The highest-priced hospitals within a market often have charges that are 60 percent higher than the lowest-priced market competitor, and the high-priced hospitals often wield an immense amount of influence in their areas, according to a study from the Center for Studying Health System Change.
Researchers looked at hospital claims data for more than 590,000 active and retired, nonelderly autoworkers and their dependents in 13 U.S. metropolitan areas. The study, which the authors said is one of the first to look at individual hospital prices within markets, found that inpatient and outpatient charges varied widely within the same markets. The average gap between the highest- and lowest-priced hospitals in each of the 13 metro areas for inpatient care was 60 percent, and for outpatient care, the average gap ballooned to 100 percent.
In every market, hospitals commanded higher pay from commercial payers compared with Medicare, but some markets charged more than others. For example, inpatient hospital care in Youngstown, Ohio, cost about 25 percent more than standard Medicare rates, but in Kansas City, Mo., charges were more than double Medicare rates. Outpatient hospital care in Indianapolis and Kokomo, Ind., was more than three times higher than what Medicare pays, and eight of the 13 markets studied charged at least double Medicare's rates for outpatient care.

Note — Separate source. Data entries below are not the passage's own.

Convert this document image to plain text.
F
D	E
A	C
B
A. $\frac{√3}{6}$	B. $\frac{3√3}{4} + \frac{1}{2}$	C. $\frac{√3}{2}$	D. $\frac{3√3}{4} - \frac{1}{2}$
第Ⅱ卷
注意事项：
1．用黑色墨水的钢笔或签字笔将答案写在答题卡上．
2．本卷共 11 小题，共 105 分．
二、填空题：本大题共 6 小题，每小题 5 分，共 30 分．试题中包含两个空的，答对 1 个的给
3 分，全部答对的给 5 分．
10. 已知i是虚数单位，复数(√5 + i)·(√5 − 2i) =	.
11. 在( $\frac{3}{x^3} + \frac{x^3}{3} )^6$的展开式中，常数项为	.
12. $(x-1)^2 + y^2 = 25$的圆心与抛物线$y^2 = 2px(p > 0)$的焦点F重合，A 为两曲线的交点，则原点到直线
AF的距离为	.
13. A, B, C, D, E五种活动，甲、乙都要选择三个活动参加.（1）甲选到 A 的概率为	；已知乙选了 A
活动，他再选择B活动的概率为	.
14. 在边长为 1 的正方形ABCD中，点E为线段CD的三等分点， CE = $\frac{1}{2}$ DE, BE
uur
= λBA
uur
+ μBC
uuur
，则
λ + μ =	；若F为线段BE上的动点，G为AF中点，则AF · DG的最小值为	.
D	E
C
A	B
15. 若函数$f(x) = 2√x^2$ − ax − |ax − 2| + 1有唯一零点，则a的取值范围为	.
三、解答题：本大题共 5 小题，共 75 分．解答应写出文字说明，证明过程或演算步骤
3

The study also looked at physician prices. Researchers found primary care prices were on par with Medicare's rates — and even below Medicare in some markets — because primary care physicians tend to practice in solo or small groups. However, specialty physician prices were higher than primary care prices; Some specialty physicians were reimbursed 50 percent more than others within the same market because their practices are larger and more concentrated.

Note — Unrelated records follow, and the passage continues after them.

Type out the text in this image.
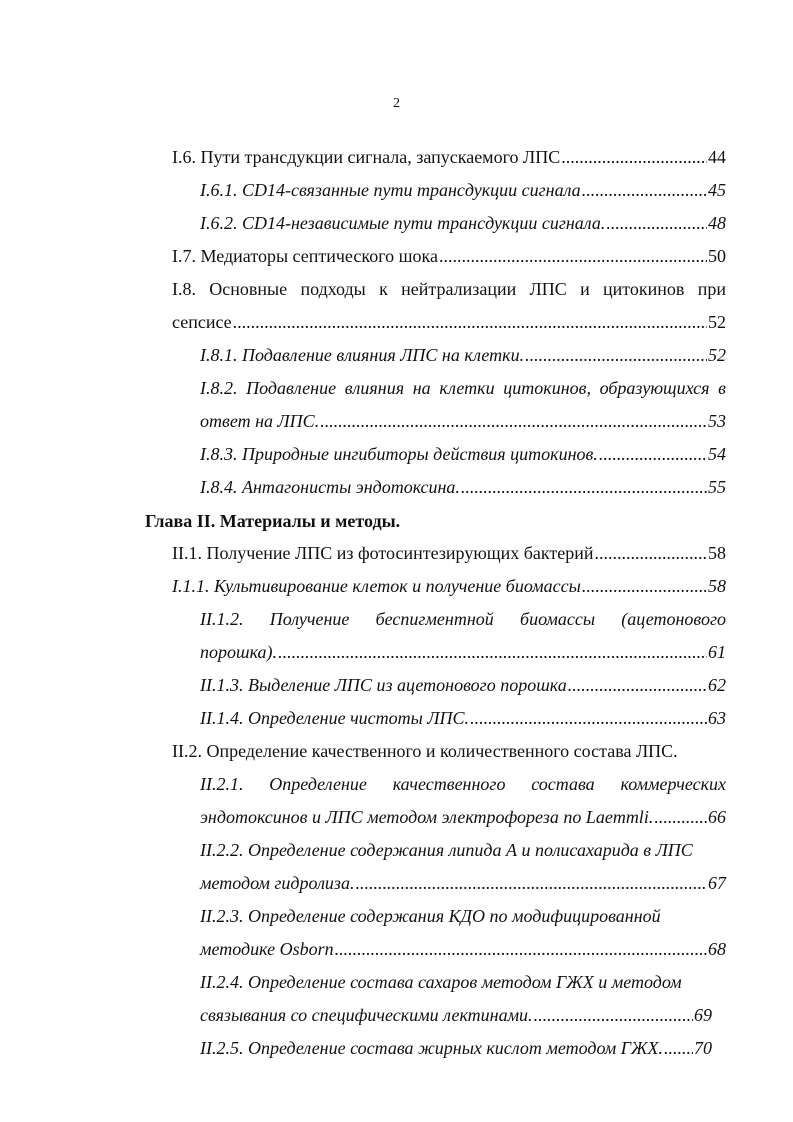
2
I.6. Пути трансдукции сигнала, запускаемого ЛПС .....	44
I.6.1. CD14-связанные пути трансдукции сигнала .....	45
I.6.2. CD14-независимые пути трансдукции сигнала. .....	48
I.7. Медиаторы септического шока .....	50
I.8. Основные подходы к нейтрализации ЛПС и цитокинов при
сепсисе .....	52
I.8.1. Подавление влияния ЛПС на клетки. .....	52
I.8.2. Подавление влияния на клетки цитокинов, образующихся в
ответ на ЛПС. .....	53
I.8.3. Природные ингибиторы действия цитокинов. .....	54
I.8.4. Антагонисты эндотоксина. .....	55
Глава II. Материалы и методы.
II.1. Получение ЛПС из фотосинтезирующих бактерий .....	58
I.1.1. Культивирование клеток и получение биомассы .....	58
II.1.2. Получение беспигментной биомассы (ацетонового
порошка). .....	61
II.1.3. Выделение ЛПС из ацетонового порошка .....	62
II.1.4. Определение чистоты ЛПС. .....	63
II.2. Определение качественного и количественного состава ЛПС.
II.2.1. Определение качественного состава коммерческих
эндотоксинов и ЛПС методом электрофореза по Laemmli. .....	66
II.2.2. Определение содержания липида А и полисахарида в ЛПС
методом гидролиза. .....	67
II.2.3. Определение содержания КДО по модифицированной
методике Osborn .....	68
II.2.4. Определение состава сахаров методом ГЖХ и методом
связывания со специфическими лектинами. .....	69
II.2.5. Определение состава жирных кислот методом ГЖХ. ..... 70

The authors concluded that the high price variation among providers within the same market is due to negotiating leverage. Hospitals are often in the most advantageous position, especially "must-have" hospitals that have name recognition and good locations, because they provide large volumes of care. According to the study, private insurers know that if big systems, "must-have" hospitals and large specialty groups are not in their health plans, employers won't stick with them anymore.
"The dramatic variation in prices from one hospital to another points to the significant market power of certain hospitals to command high prices, even in markets with a dominant insurer," said Chapin White, PhD, an HSC senior researcher and co-author of the study.

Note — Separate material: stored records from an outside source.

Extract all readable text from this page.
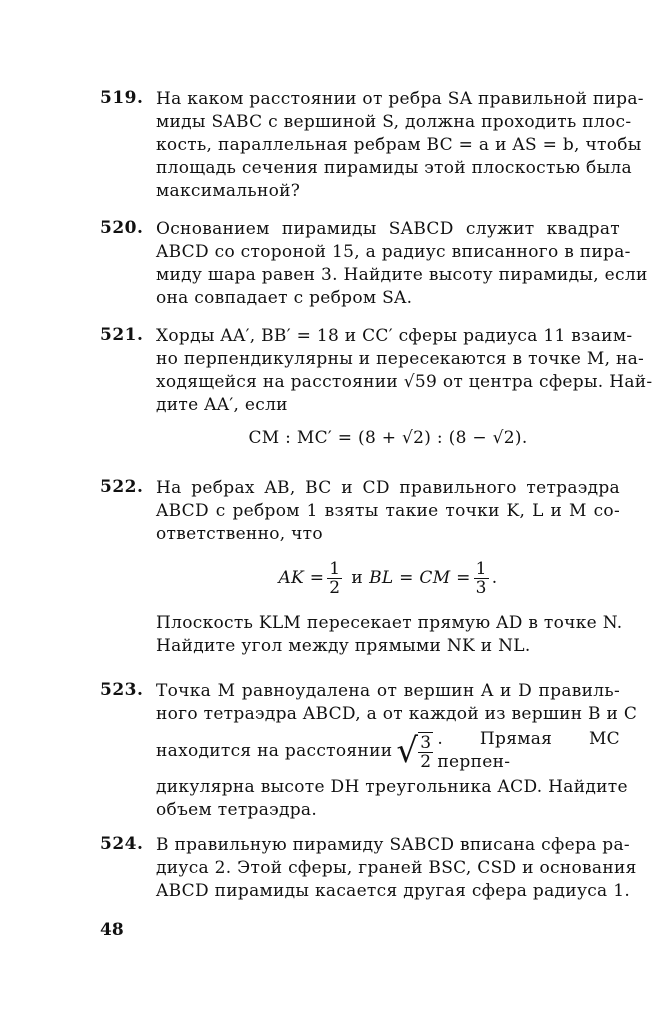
519. На каком расстоянии от ребра SA правильной пира-
миды SABC с вершиной S, должна проходить плос-
кость, параллельная ребрам BC = a и AS = b, чтобы
площадь сечения пирамиды этой плоскостью была
максимальной?
520. Основанием пирамиды SABCD служит квадрат
ABCD со стороной 15, а радиус вписанного в пира-
миду шара равен 3. Найдите высоту пирамиды, если
она совпадает с ребром SA.
521. Хорды AA′, BB′ = 18 и CC′ сферы радиуса 11 взаим-
но перпендикулярны и пересекаются в точке M, на-
ходящейся на расстоянии √59 от центра сферы. Най-
дите AA′, если
CM : MC′ = (8 + √2) : (8 − √2).
522. На ребрах AB, BC и CD правильного тетраэдра
ABCD с ребром 1 взяты такие точки K, L и M со-
ответственно, что
AK = $\frac{1}{2}$ и BL = CM = $\frac{1}{3}$ .
Плоскость KLM пересекает прямую AD в точке N.
Найдите угол между прямыми NK и NL.
523. Точка M равноудалена от вершин A и D правиль-
ного тетраэдра ABCD, а от каждой из вершин B и C
находится на расстоянии √ $\frac{3}{2}$ . Прямая MC перпен-
дикулярна высоте DH треугольника ACD. Найдите
объем тетраэдра.
524. В правильную пирамиду SABCD вписана сфера ра-
диуса 2. Этой сферы, граней BSC, CSD и основания
ABCD пирамиды касается другая сфера радиуса 1.
48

HSC's results build on a similar study it released in February 2012. In that report, researchers found differences in hospital prices play a large role in healthcare spending variation in different regions.
A May 2012 Health Affairs study, which also included HSC researchers, similarly said that the largest hospitals are using their negotiating clout to obtain high commercial reimbursements, and this trend will only continue as consolidation runs rampant throughout the healthcare industry.